Kai hunched his shoulders angrily and stalked out of the office.
‘Close, room door,’ Alberich said, and it slammed shut with another squelch of splattered silverfish, leaving the three of them alone together.
Irene felt the compulsion of her own oath like a noose around her neck. ‘My parents gave me the name of Ray,’ she said, quickly choosing her words, before it could force out even more detail. The phrasing was more convoluted than it might have been, but it was true enough. ‘I don’t know their birth names, so I can’t give you a family name.’
‘Ray.’ Alberich looked as if he was about to laugh. ‘And did they call you their little ray of sunshine?’
Actually, yes, they had. Irene raised her brows. ‘Is that relevant?’
‘Not particularly, but I have always been a curious man.’ His hand didn’t move, and the knife at Vale’s throat stayed steady. ‘Why don’t you know their birth names?’

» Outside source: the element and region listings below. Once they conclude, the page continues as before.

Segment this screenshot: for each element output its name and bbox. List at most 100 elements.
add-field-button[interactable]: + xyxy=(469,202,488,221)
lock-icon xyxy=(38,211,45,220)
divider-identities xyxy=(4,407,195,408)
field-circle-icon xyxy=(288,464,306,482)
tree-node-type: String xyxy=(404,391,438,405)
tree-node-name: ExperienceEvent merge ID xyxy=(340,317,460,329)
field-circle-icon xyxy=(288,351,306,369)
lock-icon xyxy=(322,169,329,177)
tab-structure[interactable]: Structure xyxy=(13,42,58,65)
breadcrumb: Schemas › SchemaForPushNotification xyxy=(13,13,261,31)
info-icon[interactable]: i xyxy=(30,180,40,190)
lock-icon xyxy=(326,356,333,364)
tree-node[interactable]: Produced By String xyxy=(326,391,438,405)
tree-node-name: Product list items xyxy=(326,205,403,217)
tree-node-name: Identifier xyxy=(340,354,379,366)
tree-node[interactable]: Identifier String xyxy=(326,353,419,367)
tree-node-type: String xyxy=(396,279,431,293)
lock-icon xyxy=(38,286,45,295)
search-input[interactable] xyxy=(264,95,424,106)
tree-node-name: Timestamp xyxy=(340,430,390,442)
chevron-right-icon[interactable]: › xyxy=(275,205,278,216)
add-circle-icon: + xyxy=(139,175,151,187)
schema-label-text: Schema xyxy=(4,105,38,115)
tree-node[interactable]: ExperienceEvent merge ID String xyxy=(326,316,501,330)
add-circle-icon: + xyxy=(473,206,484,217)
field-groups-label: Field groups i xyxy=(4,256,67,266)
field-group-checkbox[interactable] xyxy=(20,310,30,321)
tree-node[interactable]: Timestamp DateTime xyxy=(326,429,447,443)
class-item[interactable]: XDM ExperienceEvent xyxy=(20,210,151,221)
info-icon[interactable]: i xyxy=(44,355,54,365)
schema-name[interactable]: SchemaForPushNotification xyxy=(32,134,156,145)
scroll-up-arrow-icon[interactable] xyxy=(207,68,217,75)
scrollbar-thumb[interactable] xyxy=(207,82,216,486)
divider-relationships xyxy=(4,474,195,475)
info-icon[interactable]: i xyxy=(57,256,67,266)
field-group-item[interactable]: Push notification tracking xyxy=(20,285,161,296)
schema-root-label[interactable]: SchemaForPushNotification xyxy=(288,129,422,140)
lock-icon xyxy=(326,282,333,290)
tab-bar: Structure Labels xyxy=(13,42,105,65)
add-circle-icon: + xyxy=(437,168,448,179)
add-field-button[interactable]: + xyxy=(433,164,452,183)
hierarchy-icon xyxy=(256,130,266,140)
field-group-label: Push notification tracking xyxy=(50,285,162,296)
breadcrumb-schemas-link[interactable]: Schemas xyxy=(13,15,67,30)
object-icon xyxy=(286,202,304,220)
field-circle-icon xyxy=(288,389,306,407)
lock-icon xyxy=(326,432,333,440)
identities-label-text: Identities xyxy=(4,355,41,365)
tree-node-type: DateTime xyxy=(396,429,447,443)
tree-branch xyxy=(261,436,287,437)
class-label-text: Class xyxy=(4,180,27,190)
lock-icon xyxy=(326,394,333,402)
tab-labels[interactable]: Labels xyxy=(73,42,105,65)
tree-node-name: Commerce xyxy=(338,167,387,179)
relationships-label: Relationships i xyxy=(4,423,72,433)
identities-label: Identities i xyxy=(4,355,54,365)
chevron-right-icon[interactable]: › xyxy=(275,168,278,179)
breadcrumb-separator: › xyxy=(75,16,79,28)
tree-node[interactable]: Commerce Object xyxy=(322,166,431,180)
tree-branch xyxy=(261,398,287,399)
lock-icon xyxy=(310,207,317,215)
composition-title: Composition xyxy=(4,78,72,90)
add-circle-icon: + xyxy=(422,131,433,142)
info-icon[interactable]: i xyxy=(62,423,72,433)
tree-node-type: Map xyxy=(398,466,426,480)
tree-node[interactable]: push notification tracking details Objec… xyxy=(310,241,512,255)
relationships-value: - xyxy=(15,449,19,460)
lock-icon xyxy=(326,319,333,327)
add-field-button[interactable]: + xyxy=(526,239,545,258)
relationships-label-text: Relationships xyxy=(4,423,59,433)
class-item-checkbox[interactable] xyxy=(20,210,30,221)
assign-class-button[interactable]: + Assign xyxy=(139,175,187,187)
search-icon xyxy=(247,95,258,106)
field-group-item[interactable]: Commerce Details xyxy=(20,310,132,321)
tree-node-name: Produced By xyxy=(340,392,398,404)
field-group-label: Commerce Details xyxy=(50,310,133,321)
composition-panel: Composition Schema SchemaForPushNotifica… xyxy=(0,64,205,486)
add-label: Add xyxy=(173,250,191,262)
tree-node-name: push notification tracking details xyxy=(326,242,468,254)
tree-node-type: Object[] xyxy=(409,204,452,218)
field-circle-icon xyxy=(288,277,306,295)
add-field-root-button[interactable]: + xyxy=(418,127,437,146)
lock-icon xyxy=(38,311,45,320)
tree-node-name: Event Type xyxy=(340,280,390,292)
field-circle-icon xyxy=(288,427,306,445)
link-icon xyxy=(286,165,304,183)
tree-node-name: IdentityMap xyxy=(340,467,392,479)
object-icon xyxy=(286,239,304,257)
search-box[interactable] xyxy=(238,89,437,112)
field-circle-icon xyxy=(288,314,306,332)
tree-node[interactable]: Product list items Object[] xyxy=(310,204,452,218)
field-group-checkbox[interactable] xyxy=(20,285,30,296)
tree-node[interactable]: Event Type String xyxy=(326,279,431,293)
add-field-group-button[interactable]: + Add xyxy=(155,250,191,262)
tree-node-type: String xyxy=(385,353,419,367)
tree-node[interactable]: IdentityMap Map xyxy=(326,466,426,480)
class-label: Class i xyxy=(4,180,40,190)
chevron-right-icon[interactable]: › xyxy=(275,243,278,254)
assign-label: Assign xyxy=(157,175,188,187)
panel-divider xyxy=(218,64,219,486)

There was no way she was telling him they were Librarians too. And now she’d answered, she wasn’t bound and could lie as much as she wanted. ‘They always kept secrets from me,’ she invented. ‘I’m answering your question as best I can.’
Alberich narrowed his eyes, and she suspected with a chill that he didn’t believe her. ‘Relevant questions, then. What precisely has been going on?’
She hadn’t expected that one. ‘Er, in what sort of detail?’
‘There have been far too many people interfering in what might otherwise have been a perfectly straightforward extraction. Believe me, Ray –’
She knew he saw her twitch when he used her name. She couldn’t help it. She hadn’t heard anyone use it to her for years. It was a childhood name and she wasn’t a child any longer.